I would be interested in seeing a “citizen per city employee” breakdown comparing say, 1960 with 2000, for most major metro areas.
crosspatch on July 26, 2010 at 5:19 AM
We’re eager to see your report when it comes out. Get busy!
: )
itsnotaboutme on July 26, 2010 at 8:04 AM
“Oh! How can you put a price tag on a child?!?”–Libs
It’s that
thinkingfeeling that got us into this mess. And the children will suffer more than us as a result, when the bills for this spending come due.itsnotaboutme on July 26, 2010 at 8:07 AM
The education mills at the university keep turning out “certified teachers” [sic] and they must have jobs. The Borg must expand at all costs.
Shut down the ed schools. That is only one part of the solution but we will never see a reduction at the school level until the problem of teacher oversupply (which is not unrelated to low teacher quality) is corrected.
In a true labor marketplace, this wouldn’t be a problem of course, but the teachers’ unions and the ed schools work hand in glove to make sure that teacher jobs programs a/k/a public schools are fully funded and staffed by taxpayers, no matter how much it costs.
Missy on July 26, 2010 at 8:51 AM
With all those teachers causing a lower ratio to pupils, wouldn’t you think that our kids would be getting smarter. Apparently not, except for sex ed.
Kissmygrits on July 26, 2010 at 9:32 AM
Get government out of the classroom. That is the only way to fix the edu-fever swamp.
Inanemergencydial on July 26, 2010 at 10:01 AM
You’re missing the point. Or deliberately changing the subject. The “last hired, first fired” problem is a real one, which my father deals with regularly as a school superintendent.
The teachers’ unions do not care about qualifications or merit, they only care about seniority. It is virtually impossible to fire any teacher ever for any reason, unless they molest a student (and even then, it’s expensive). Furthermore, the most senior teachers get paid the most (again, by union contract). The only way to reduce school budgets, then, is layoffs, and union rules require that you lay off the most junior teachers.
School boards and superintendents around the country would LOVE to balance their budgets by laying off the least qualified, worst teachers, and keep the hard-working, effective ones. The seniority system defended by the unions is the primary obstacle to doing so. Often, to keep the good, young teachers, the schools will insist upon larger teaching staffs than they really need.
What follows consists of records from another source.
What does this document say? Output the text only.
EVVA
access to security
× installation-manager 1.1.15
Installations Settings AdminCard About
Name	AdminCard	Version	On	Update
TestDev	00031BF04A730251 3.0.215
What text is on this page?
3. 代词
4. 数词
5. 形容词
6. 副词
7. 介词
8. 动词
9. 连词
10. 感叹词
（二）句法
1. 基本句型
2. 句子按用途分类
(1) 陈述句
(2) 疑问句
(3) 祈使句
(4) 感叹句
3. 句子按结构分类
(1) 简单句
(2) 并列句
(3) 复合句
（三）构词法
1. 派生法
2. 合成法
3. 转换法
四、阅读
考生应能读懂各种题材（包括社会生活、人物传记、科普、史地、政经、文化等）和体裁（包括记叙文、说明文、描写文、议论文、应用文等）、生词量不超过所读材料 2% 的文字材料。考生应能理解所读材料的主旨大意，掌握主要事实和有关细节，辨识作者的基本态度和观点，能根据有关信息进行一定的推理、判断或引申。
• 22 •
So in order to get the good teacher, you have to pay a bribe to the unions in the form of a make-work job for a bad teacher.
joe_doufu on July 26, 2010 at 11:22 AM
Looks like the teachers need amnesty to bring in more illegals for them to teach. A reduction in students would never happen again.
PrezHussein on July 26, 2010 at 12:50 PM
7000? Wow.
Be sure that you are looking at an actual expansion in payroll, not just the new hires to replace the teachers who ran screaming or got poached by the suburbs.
Sekhmet on July 26, 2010 at 1:33 PM
Tru dat!
This isn’t just true of Education Majors. How many thousand MassComm grads do we need? What about Women’s Studies? How many jobs call for THAT degree?
Laura in Maryland on July 26, 2010 at 2:11 PM
To be fair to my state (among the 15 listed above), we’ve had dismal urban test scores and we are trying to add teachers in an effort to reduce class sizes. It took our school district well over 30 years to identify overcrowding and not segregation as the main problem so I’m at least going to give them a shot.
alwaysfiredup on July 26, 2010 at 3:52 PM
My wife grew up in a part of China where 40-60 kids in a classroom is pretty normal. She and her classmates got a better education than most American public school kids, at least as far as the academic subjects. (Not so much the art, music, sports, etc.) Class sizes are not the problem in American schools… teachers just keep talking about them because reducing class sizes means more money for the union.
joe_doufu on July 26, 2010 at 5:50 PM
One of organized labor’s greatest victories was selling us on the nonsense that we can fix education by making class sizes smaller. If a class has an incompetent teacher that can’t be rid of, what good does it do to make the class smaller?